Senator Vicente C. Sotto III will serve as the Senate’s minority leader after garnering only five votes when the chamber voted for the Senate chief. The runner-up in the Senate Presidential race automatically assumes the role of minority leader, with their voters comprising the new minority.

Joining Mr. Sotto are Senators Ana Theresia N. Hontiveros-Baraquel, Panfilo M. Lacson, Lorna Regina Bautista Legarda, and Mr. Zubiri.

Meanwhile, re-elected Speaker Romualdez, who ran unopposed, retained the top House post after clinching 269 votes. Thirty-four lawmakers abstained.

“I will be here not just to preside, but to protect,” Mr. Romualdez told the House floor after taking his oath as House Speaker.

The Speaker post holds significant clout and is typically occupied by an ally of the sitting president. It wields political influence and sway on 314 lawmakers representing congressional districts and sectors in the legislative chamber, where tax measures and the yearly national budget originate.

Mr. Romualdez’s election might reinforce the chamber’s legislative alignment with President Ferdinand R. Marcos, Jr.’s administration, signaling continued support for its policy priorities, said Anthony Lawrence A. Borja, an associate political science professor at De La Salle University.

“Such an alignment however, can be seen by some as a mark of Romualdez’s hold over Marcos, Jr.,” he said in a Facebook Messenger chat.

The House Speaker would likely focus on whipping votes for the approval of social welfare and economic bills in the chambers to help bolster public support for Mr.
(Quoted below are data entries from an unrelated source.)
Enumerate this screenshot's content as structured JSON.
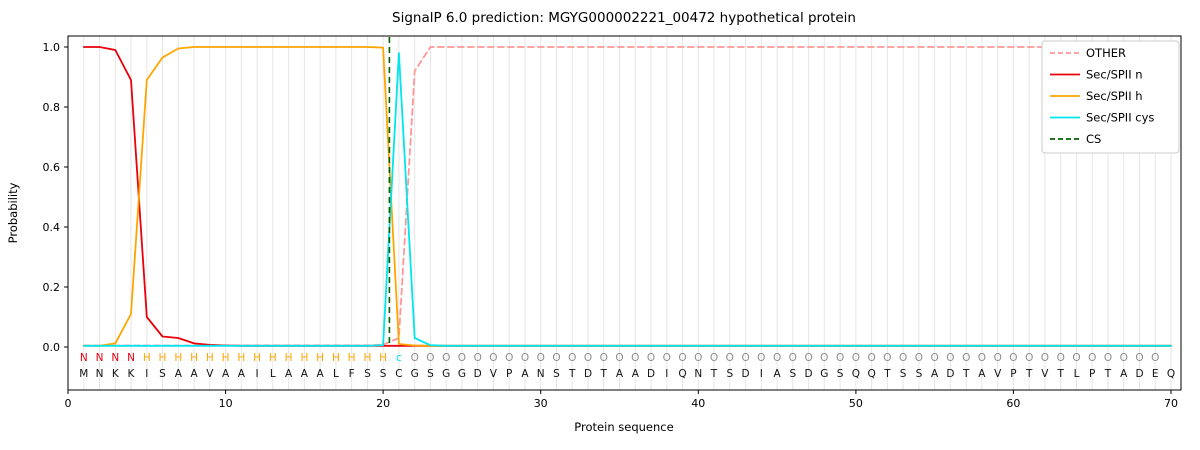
{
  "chart_data": {
    "type": "line",
    "title": "SignalP 6.0 prediction: MGYG000002221_00472 hypothetical protein",
    "xlabel": "Protein sequence",
    "ylabel": "Probability",
    "xlim": [
      0,
      70.6
    ],
    "ylim": [
      -0.15,
      1.04
    ],
    "grid": true,
    "legend_position": "upper right",
    "xticks": [
      0,
      10,
      20,
      30,
      40,
      50,
      60,
      70
    ],
    "yticks": [
      "0.0",
      "0.2",
      "0.4",
      "0.6",
      "0.8",
      "1.0"
    ],
    "sequence": "MNKKISAAVAAILAAALFSSCGSGGDVPANSTDTAADIQNTSDIASDGSQQTSSADTAVPTVTLPTADEQ",
    "annotation": "NNNNHHHHHHHHHHHHHHHHcOOOOOOOOOOOOOOOOOOOOOOOOOOOOOOOOOOOOOOOOOOOOOOOO",
    "annotation_colors": {
      "N": "#e8000b",
      "H": "#ffa500",
      "c": "#00e5ee",
      "O": "#8c8c8c"
    },
    "cs_position": 20.4,
    "cs_color": "#006400",
    "series": [
      {
        "name": "OTHER",
        "color": "#ff9896",
        "dash": true,
        "values": [
          0.005,
          0.005,
          0.005,
          0.005,
          0.005,
          0.005,
          0.005,
          0.005,
          0.005,
          0.005,
          0.005,
          0.005,
          0.005,
          0.005,
          0.005,
          0.005,
          0.005,
          0.005,
          0.005,
          0.008,
          0.03,
          0.92,
          1.0,
          1.0,
          1.0,
          1.0,
          1.0,
          1.0,
          1.0,
          1.0,
          1.0,
          1.0,
          1.0,
          1.0,
          1.0,
          1.0,
          1.0,
          1.0,
          1.0,
          1.0,
          1.0,
          1.0,
          1.0,
          1.0,
          1.0,
          1.0,
          1.0,
          1.0,
          1.0,
          1.0,
          1.0,
          1.0,
          1.0,
          1.0,
          1.0,
          1.0,
          1.0,
          1.0,
          1.0,
          1.0,
          1.0,
          1.0,
          1.0,
          1.0,
          1.0,
          1.0,
          1.0,
          1.0,
          1.0,
          1.0
        ]
      },
      {
        "name": "Sec/SPII n",
        "color": "#e8000b",
        "dash": false,
        "values": [
          1.0,
          1.0,
          0.99,
          0.89,
          0.1,
          0.035,
          0.03,
          0.012,
          0.007,
          0.005,
          0.004,
          0.004,
          0.004,
          0.004,
          0.004,
          0.004,
          0.004,
          0.004,
          0.004,
          0.004,
          0.004,
          0.004,
          0.004,
          0.004,
          0.004,
          0.004,
          0.004,
          0.004,
          0.004,
          0.004,
          0.004,
          0.004,
          0.004,
          0.004,
          0.004,
          0.004,
          0.004,
          0.004,
          0.004,
          0.004,
          0.004,
          0.004,
          0.004,
          0.004,
          0.004,
          0.004,
          0.004,
          0.004,
          0.004,
          0.004,
          0.004,
          0.004,
          0.004,
          0.004,
          0.004,
          0.004,
          0.004,
          0.004,
          0.004,
          0.004,
          0.004,
          0.004,
          0.004,
          0.004,
          0.004,
          0.004,
          0.004,
          0.004,
          0.004,
          0.004
        ]
      },
      {
        "name": "Sec/SPII h",
        "color": "#ffa500",
        "dash": false,
        "values": [
          0.004,
          0.004,
          0.012,
          0.11,
          0.89,
          0.965,
          0.995,
          1.0,
          1.0,
          1.0,
          1.0,
          1.0,
          1.0,
          1.0,
          1.0,
          1.0,
          1.0,
          1.0,
          1.0,
          0.998,
          0.01,
          0.005,
          0.004,
          0.004,
          0.004,
          0.004,
          0.004,
          0.004,
          0.004,
          0.004,
          0.004,
          0.004,
          0.004,
          0.004,
          0.004,
          0.004,
          0.004,
          0.004,
          0.004,
          0.004,
          0.004,
          0.004,
          0.004,
          0.004,
          0.004,
          0.004,
          0.004,
          0.004,
          0.004,
          0.004,
          0.004,
          0.004,
          0.004,
          0.004,
          0.004,
          0.004,
          0.004,
          0.004,
          0.004,
          0.004,
          0.004,
          0.004,
          0.004,
          0.004,
          0.004,
          0.004,
          0.004,
          0.004,
          0.004,
          0.004
        ]
      },
      {
        "name": "Sec/SPII cys",
        "color": "#00e5ee",
        "dash": false,
        "values": [
          0.004,
          0.004,
          0.004,
          0.004,
          0.004,
          0.004,
          0.004,
          0.004,
          0.004,
          0.004,
          0.004,
          0.004,
          0.004,
          0.004,
          0.004,
          0.004,
          0.004,
          0.004,
          0.004,
          0.006,
          0.98,
          0.03,
          0.006,
          0.004,
          0.004,
          0.004,
          0.004,
          0.004,
          0.004,
          0.004,
          0.004,
          0.004,
          0.004,
          0.004,
          0.004,
          0.004,
          0.004,
          0.004,
          0.004,
          0.004,
          0.004,
          0.004,
          0.004,
          0.004,
          0.004,
          0.004,
          0.004,
          0.004,
          0.004,
          0.004,
          0.004,
          0.004,
          0.004,
          0.004,
          0.004,
          0.004,
          0.004,
          0.004,
          0.004,
          0.004,
          0.004,
          0.004,
          0.004,
          0.004,
          0.004,
          0.004,
          0.004,
          0.004,
          0.004,
          0.004
        ]
      }
    ],
    "legend": [
      {
        "label": "OTHER",
        "color": "#ff9896",
        "dash": true
      },
      {
        "label": "Sec/SPII n",
        "color": "#e8000b",
        "dash": false
      },
      {
        "label": "Sec/SPII h",
        "color": "#ffa500",
        "dash": false
      },
      {
        "label": "Sec/SPII cys",
        "color": "#00e5ee",
        "dash": false
      },
      {
        "label": "CS",
        "color": "#006400",
        "dash": true
      }
    ]
  }
}
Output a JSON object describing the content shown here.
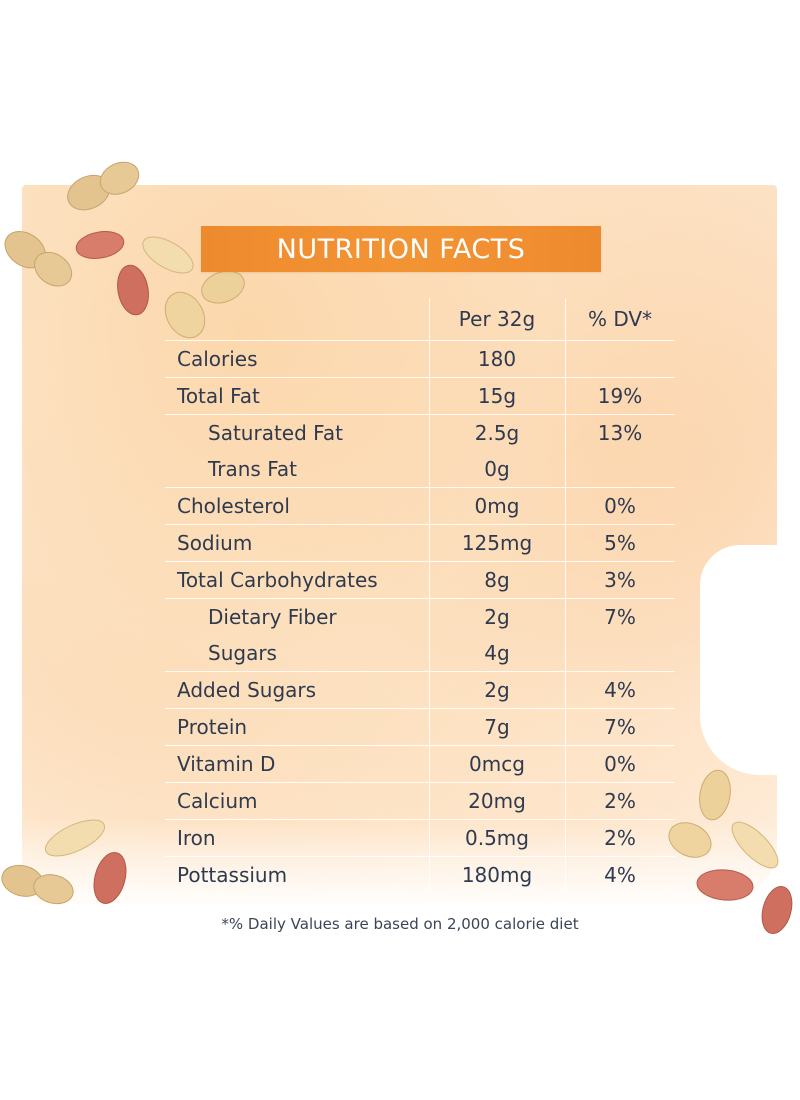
{
  "banner": {
    "title": "NUTRITION FACTS"
  },
  "table": {
    "header": {
      "amount": "Per 32g",
      "dv": "% DV*"
    },
    "rows": [
      {
        "label": "Calories",
        "amount": "180",
        "dv": "",
        "indent": false
      },
      {
        "label": "Total Fat",
        "amount": "15g",
        "dv": "19%",
        "indent": false
      },
      {
        "label": "Saturated Fat",
        "amount": "2.5g",
        "dv": "13%",
        "indent": true
      },
      {
        "label": "Trans Fat",
        "amount": "0g",
        "dv": "",
        "indent": true
      },
      {
        "label": "Cholesterol",
        "amount": "0mg",
        "dv": "0%",
        "indent": false
      },
      {
        "label": "Sodium",
        "amount": "125mg",
        "dv": "5%",
        "indent": false
      },
      {
        "label": "Total Carbohydrates",
        "amount": "8g",
        "dv": "3%",
        "indent": false
      },
      {
        "label": "Dietary Fiber",
        "amount": "2g",
        "dv": "7%",
        "indent": true
      },
      {
        "label": "Sugars",
        "amount": "4g",
        "dv": "",
        "indent": true
      },
      {
        "label": "Added Sugars",
        "amount": "2g",
        "dv": "4%",
        "indent": false
      },
      {
        "label": "Protein",
        "amount": "7g",
        "dv": "7%",
        "indent": false
      },
      {
        "label": "Vitamin D",
        "amount": "0mcg",
        "dv": "0%",
        "indent": false
      },
      {
        "label": "Calcium",
        "amount": "20mg",
        "dv": "2%",
        "indent": false
      },
      {
        "label": "Iron",
        "amount": "0.5mg",
        "dv": "2%",
        "indent": false
      },
      {
        "label": "Pottassium",
        "amount": "180mg",
        "dv": "4%",
        "indent": false
      }
    ]
  },
  "footnote": "*% Daily Values are based on 2,000 calorie diet",
  "colors": {
    "banner": "#f39434",
    "text": "#2f3a4f",
    "panel": "#fbe3c6",
    "peanut_shell": "#e3c48e",
    "peanut_skin": "#cf6f5f",
    "peanut_kernel": "#f3dcae"
  }
}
Marcos, he added.

“This is directed at affecting the everyday life of beneficiaries for the sake of bolstering support for the current administration in the context of a longer lag time that economic policies are usually tied with,” said Mr. Borja.

Ederson DT. Tapia, a political science professor at the University of Makati, said he expects Mr. Romualdez to hold the speakership throughout the 20th Congress, even if Mr. Marcos’ political clout wanes.

“While he has maintained close coordination with the palace, he has also managed to lead with stability in the house,” he said in a Facebook Messenger chat. “I am of the belief that a majority of the members of the house would continue to support him and his leadership style.”

Also on Monday, the House floor elected Ilocos Norte Rep. and presidential son Ferdinand Alexander A. Marcos III as majority leader, an influential post within the chamber that heads the committee overseeing the legislative agenda.

The younger Mr. Marcos’ election as majority floor leader would help strengthen ties between the Executive branch and the House, and help thrust reforms forward, Mr. Romualdez said in a statement.

“His promotion to majority leader signals the House supermajority’s confidence in his ability to deliver results and infuse new energy into institutional reforms,” he said.

On the other hand, Party-list Rep. Marcelino C. Libanan said in a separate statement that he also retained his leadership of the House minority bloc after receiving the support of 29 other congressmen that abstained from voting for Mr. Romualdez’s speakership bid.

Meanwhile, Davao City Rep. Isidro T. Ungab did not vote for Mr. Romualdez as House Speaker, as he and three Duterte lawmakers chose to remain independent of the chamber’s majority and minority blocs.

In a separate statement, Mr. Ungab said that he and Davao City Reps. Paolo Z. Duterte, Omar Vincent S. Duterte and Party-list Rep. Harold James T. Duterte chose to “forge an independent path” in the chamber to govern above what they described as partisan politics.

“Our choice to become independent members demonstrates our commitment to principled governance and our intent to serve our country and constituents free from partisan considerations,” they said in the statement.